Die Windkraft gilt laut Ampel-Regierung als Schlüssel zum Erfolg bei der Energiewende. Mehr Windräder müssen dafür aber gebaut werden – und zwar schnell. Im Koalitionsvertrag steht wörtlich: „Für die Windenergie an Land sollen zwei Prozent der Landesflächen ausgewiesen werden.“
Um dieses Ziel zu erreichen plant die Bundesregierung laut einem Bericht der „Bild“, die Mindestabstände von Windrädern zu Häusern abzuschaffen. Was es damit auf sich hat, lest ihr hier nach.
Erneuerbare Energien in Baden-Württemberg CDU-Fraktion: Landesregierung hat keinen Energie-Plan

Stuttgart

Mindestabstand von Windrädern: Was gilt aktuell?

Aktuell ist es so, dass die Bundesländer entscheiden können, wie die Mindestabstände in ihrem Land geregelt werden. In den Landesparlamenten wird das auch zum Teil heftig diskutiert. In Brandenburg zum Beispiel wurde aktuell im Koalitionsausschuss eine Einigung im Streit um Mindestabstände gelöst: 1000 Meter Abstand soll es zwischen Windkraftanlagen und Ortschaften weiter geben. In Bayern gilt die „10H“-Regel: Der Abstand muss die zehnfache Höhe des Windrads betragen.
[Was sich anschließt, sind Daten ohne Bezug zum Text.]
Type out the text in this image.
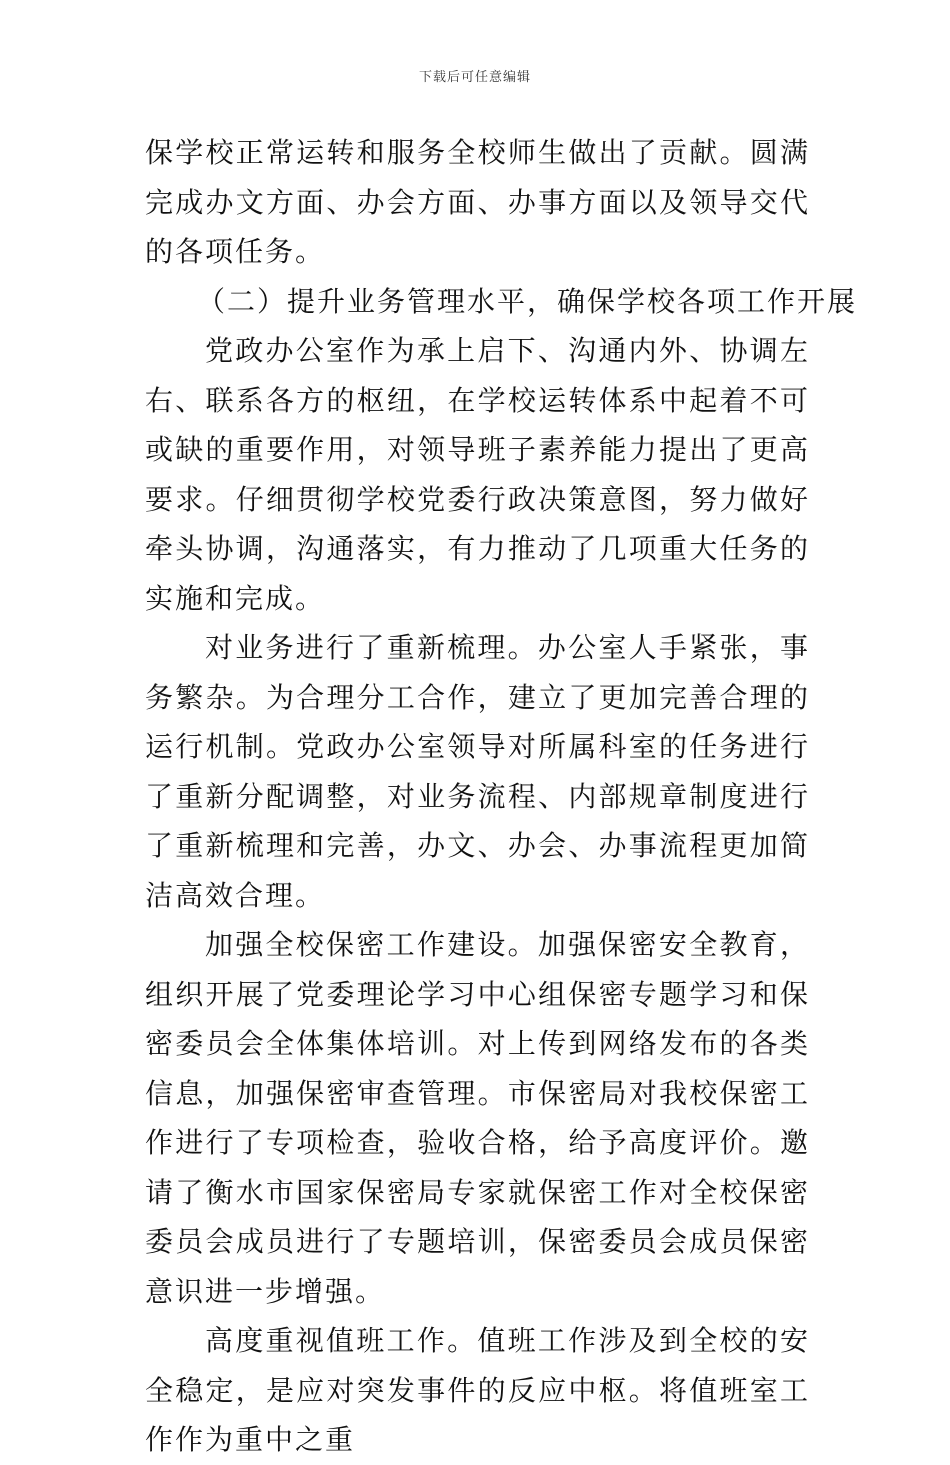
下载后可任意编辑

保学校正常运转和服务全校师生做出了贡献。圆满完成办文方面、办会方面、办事方面以及领导交代的各项任务。

（二）提升业务管理水平，确保学校各项工作开展

党政办公室作为承上启下、沟通内外、协调左右、联系各方的枢纽，在学校运转体系中起着不可或缺的重要作用，对领导班子素养能力提出了更高要求。仔细贯彻学校党委行政决策意图，努力做好牵头协调，沟通落实，有力推动了几项重大任务的实施和完成。

对业务进行了重新梳理。办公室人手紧张，事务繁杂。为合理分工合作，建立了更加完善合理的运行机制。党政办公室领导对所属科室的任务进行了重新分配调整，对业务流程、内部规章制度进行了重新梳理和完善，办文、办会、办事流程更加简洁高效合理。

加强全校保密工作建设。加强保密安全教育，组织开展了党委理论学习中心组保密专题学习和保密委员会全体集体培训。对上传到网络发布的各类信息，加强保密审查管理。市保密局对我校保密工作进行了专项检查，验收合格，给予高度评价。邀请了衡水市国家保密局专家就保密工作对全校保密委员会成员进行了专题培训，保密委员会成员保密意识进一步增强。

高度重视值班工作。值班工作涉及到全校的安全稳定，是应对突发事件的反应中枢。将值班室工作作为重中之重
Windräder in Deutschland: Abstand soll gestrichen werden

Dieses Recht der Länder, soll von der Regierung dem Medienbericht gestrichen werden. Die „Bild“ beruft sich dabei auf einen Referentenentwurf zur Änderung des Baugesetzbuchs. Aber: Die bestehenden Regeln, die die Länder beschlossen haben, sollen weiterhin gelten. Es sollen also keine neuen Mindestabstände beschlossen werden können.
Als Stichtag, ab dem keine neuen Mindestabstände beschlossen werden können, wird laut Entwurf der Tag des Kabinettsbeschlusses genannt. Damit soll verhindert werden, dass die Länder schnell noch Gesetze verabschieden, die Mindestabstände festlegen.
Im Kabinett besprochen werden soll der Entwurf am 18. oder 25. Mai, so die „Bild“ weiter.